Views: 352 Author: Site Editor Publish Time: 2021-09-02 Origin: Site
In today's high-tech era, every industry needs to go with technology if it does not want to be phased out. In recent years, AI has gradually been used more in the CE industry, improving the efficiency and safety of the work site.
Artificial Intelligence (AI) is a collective term used to describe when a machine imitates human cognitive functions (such as problem solving, pattern recognition, and learning). Machine learning is a subset of AI. Machine learning is a field of artificial intelligence that uses statistical techniques to enable computer systems to "learn" from data without explicit programming. When the machine is exposed to more data, the machine will better understand and provide insight.
1. Prevent cost overruns
Despite hiring the best project team, most large projects are over budget. Artificial neural networks are used in projects to predict cost overruns based on factors such as project size, contract type, machines used (such as bucket diggers and mud bucket excavators) and manager’s ability level. Predictive models use historical data such as planned start and end dates to imagine the actual schedule of future projects. AI helps employees remotely access real training materials, helping them quickly improve their skills and knowledge. This reduces the time it takes to load new resources onto the project. As a result, project delivery has been accelerated.

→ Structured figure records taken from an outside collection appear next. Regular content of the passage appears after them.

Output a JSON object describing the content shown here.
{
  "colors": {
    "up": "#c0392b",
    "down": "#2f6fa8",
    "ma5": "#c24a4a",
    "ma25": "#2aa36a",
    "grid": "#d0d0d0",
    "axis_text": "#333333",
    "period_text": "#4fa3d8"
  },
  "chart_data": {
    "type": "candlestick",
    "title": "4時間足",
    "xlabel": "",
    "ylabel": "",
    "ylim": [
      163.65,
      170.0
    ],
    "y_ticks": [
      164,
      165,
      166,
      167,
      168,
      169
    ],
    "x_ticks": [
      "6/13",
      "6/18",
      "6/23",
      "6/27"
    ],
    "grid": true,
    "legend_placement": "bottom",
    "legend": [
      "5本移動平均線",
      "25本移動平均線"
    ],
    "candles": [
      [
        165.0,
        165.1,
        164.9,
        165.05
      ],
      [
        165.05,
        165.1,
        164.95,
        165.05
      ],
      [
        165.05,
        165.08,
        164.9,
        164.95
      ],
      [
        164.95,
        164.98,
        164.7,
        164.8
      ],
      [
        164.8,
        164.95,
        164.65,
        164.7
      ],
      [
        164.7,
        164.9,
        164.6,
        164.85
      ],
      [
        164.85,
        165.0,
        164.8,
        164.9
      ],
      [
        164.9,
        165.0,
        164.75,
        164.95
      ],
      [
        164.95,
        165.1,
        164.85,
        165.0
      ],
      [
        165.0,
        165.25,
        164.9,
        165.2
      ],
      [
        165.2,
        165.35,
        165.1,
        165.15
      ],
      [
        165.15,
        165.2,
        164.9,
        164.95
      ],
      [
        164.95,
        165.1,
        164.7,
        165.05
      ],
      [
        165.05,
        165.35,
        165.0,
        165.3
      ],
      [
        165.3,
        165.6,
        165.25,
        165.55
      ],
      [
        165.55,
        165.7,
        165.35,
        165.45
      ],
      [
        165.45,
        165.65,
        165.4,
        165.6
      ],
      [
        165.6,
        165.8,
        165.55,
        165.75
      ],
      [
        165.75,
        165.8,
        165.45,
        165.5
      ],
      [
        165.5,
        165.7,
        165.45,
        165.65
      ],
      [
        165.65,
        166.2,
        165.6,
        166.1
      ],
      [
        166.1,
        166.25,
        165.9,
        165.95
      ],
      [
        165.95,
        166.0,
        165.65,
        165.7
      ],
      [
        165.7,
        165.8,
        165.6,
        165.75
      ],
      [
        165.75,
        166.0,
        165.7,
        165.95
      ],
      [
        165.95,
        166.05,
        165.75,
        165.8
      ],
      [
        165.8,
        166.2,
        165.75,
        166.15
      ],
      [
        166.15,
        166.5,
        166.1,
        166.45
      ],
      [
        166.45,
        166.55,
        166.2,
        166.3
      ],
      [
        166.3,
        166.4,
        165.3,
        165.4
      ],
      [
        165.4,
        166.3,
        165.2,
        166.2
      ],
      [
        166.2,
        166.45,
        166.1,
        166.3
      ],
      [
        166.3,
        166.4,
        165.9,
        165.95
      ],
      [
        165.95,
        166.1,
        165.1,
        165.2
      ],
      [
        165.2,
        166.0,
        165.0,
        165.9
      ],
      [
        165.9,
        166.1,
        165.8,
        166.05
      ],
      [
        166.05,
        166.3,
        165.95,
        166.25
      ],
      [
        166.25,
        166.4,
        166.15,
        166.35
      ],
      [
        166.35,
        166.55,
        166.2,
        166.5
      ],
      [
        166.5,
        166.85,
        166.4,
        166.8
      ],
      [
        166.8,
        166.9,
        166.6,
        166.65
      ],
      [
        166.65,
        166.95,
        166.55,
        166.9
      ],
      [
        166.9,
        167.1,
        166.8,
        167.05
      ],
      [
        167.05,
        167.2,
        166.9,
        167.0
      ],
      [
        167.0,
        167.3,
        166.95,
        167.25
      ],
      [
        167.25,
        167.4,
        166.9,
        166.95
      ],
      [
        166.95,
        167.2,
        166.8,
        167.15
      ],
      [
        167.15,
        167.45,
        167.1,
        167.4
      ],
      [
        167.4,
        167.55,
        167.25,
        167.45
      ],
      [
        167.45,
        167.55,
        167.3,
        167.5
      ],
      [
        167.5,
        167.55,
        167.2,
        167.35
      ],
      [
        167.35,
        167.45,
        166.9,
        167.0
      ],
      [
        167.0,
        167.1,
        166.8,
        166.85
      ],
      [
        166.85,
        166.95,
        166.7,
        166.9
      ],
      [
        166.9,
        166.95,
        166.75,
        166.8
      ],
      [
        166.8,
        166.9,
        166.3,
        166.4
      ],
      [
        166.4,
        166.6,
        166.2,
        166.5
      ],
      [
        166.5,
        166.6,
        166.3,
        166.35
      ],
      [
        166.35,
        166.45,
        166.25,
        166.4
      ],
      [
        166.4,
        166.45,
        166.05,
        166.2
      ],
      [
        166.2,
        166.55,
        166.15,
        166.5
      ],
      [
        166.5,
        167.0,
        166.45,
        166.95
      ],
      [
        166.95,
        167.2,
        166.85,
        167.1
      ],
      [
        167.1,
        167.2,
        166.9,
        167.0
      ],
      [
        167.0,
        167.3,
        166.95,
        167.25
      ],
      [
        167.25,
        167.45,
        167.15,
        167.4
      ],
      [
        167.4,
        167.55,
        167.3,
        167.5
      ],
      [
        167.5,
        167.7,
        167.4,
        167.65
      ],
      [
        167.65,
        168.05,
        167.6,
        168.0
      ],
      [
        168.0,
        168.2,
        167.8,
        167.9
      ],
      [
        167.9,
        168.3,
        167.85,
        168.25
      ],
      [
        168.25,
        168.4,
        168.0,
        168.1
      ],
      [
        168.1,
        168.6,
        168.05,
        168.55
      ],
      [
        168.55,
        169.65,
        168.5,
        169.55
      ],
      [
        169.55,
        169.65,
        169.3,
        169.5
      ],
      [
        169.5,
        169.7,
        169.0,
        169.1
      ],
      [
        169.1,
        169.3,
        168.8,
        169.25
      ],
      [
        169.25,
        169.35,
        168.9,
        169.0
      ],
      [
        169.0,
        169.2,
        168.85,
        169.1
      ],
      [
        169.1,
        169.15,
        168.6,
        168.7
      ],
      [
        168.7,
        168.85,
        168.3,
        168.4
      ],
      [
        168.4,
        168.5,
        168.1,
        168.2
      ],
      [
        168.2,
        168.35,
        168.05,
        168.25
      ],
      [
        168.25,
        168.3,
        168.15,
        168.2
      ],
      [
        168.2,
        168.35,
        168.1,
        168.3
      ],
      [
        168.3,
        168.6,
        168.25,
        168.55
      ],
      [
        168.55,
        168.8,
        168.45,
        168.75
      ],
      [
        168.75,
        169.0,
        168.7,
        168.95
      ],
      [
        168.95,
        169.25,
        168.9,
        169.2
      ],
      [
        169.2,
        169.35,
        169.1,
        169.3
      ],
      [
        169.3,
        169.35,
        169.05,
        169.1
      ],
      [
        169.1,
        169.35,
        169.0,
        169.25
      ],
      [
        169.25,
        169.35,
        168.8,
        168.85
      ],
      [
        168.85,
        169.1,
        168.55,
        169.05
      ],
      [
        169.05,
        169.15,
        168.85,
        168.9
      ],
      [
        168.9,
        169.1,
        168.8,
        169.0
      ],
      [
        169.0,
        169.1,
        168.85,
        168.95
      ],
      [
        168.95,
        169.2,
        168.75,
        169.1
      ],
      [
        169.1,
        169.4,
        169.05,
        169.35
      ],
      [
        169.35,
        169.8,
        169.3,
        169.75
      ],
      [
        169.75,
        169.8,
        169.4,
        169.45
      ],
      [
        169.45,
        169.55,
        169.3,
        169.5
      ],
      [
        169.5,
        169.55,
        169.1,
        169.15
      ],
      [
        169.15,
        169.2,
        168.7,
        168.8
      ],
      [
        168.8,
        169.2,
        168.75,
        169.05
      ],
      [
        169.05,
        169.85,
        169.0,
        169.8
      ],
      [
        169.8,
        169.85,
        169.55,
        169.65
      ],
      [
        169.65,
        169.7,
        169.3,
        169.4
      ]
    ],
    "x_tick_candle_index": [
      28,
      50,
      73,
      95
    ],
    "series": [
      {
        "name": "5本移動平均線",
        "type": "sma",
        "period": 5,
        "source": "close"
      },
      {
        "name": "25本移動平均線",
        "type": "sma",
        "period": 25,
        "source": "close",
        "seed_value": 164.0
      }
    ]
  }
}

2. Design better through generative design
Building information modeling is a 3D model-based process that provides architecture, engineering, and construction professionals with insight to effectively plan, design, construct, construction machine spare parts, and manage buildings and infrastructure. The industry is trying to use machine learning in the form of generative design to identify and alleviate the conflicts between different models generated by different teams during the planning and design stages to prevent rework. There is software that uses machine learning algorithms to explore all variants of the solution and generate design alternatives.
3. Risk mitigation
Every construction project has some risks, including quality, safety, time and cost risks and other forms. The larger the project, the greater the risk, because there are multiple subcontractors working on different industries in parallel on the job site, including bucket chain excavators, Komatsu wheel loaders, Kobelco blade runners and so on. Today there are artificial intelligence and machine learning solutions that are used by general contractors to monitor and prioritize risks on the job site, so the project team can focus their limited time and resources on the biggest risk factors. AI is used to automatically assign priorities to issues. Subcontractors are rated based on risk scores, so construction managers can work closely with high-risk teams to reduce risks.
4. Construction safety
The number of deaths of construction workers at work is five times that of other workers. According to the OSHA report, the main cause of death in the private sector in the construction industry (excluding road collisions) is falling, followed by object impact and electrocution. The Boston-based general contractor has annual sales of $3 billion and is developing an algorithm that can analyze photos of the work site, scan them for safety hazards, such as workers or bucket shovel excavator drivers without protective equipment, and associate the images with accident records. The company said it can calculate the project's risk rating, so it can conduct a security briefing when it detects an elevated threat.
5.AI will solve the problem of labor shortage
Some companies are beginning to provide self-driving bucket bushing excavators to perform repetitive tasks, such as concrete pouring, bricklaying, welding, and demolition, which is done more efficiently than their human counterparts. Labor shortages and the desire to increase the industry's productivity have forced construction companies to invest in artificial intelligence and data science. Construction companies are beginning to use artificial intelligence and machine learning to better plan the distribution of labor and bucket wheel excavators at work. The robot constantly evaluates the work progress and the location of workers and grading bucket mini excavators, enabling the project manager to immediately inform which workplaces have enough workers and equipment to complete the project on time, and which may be behind where additional labor can be deployed.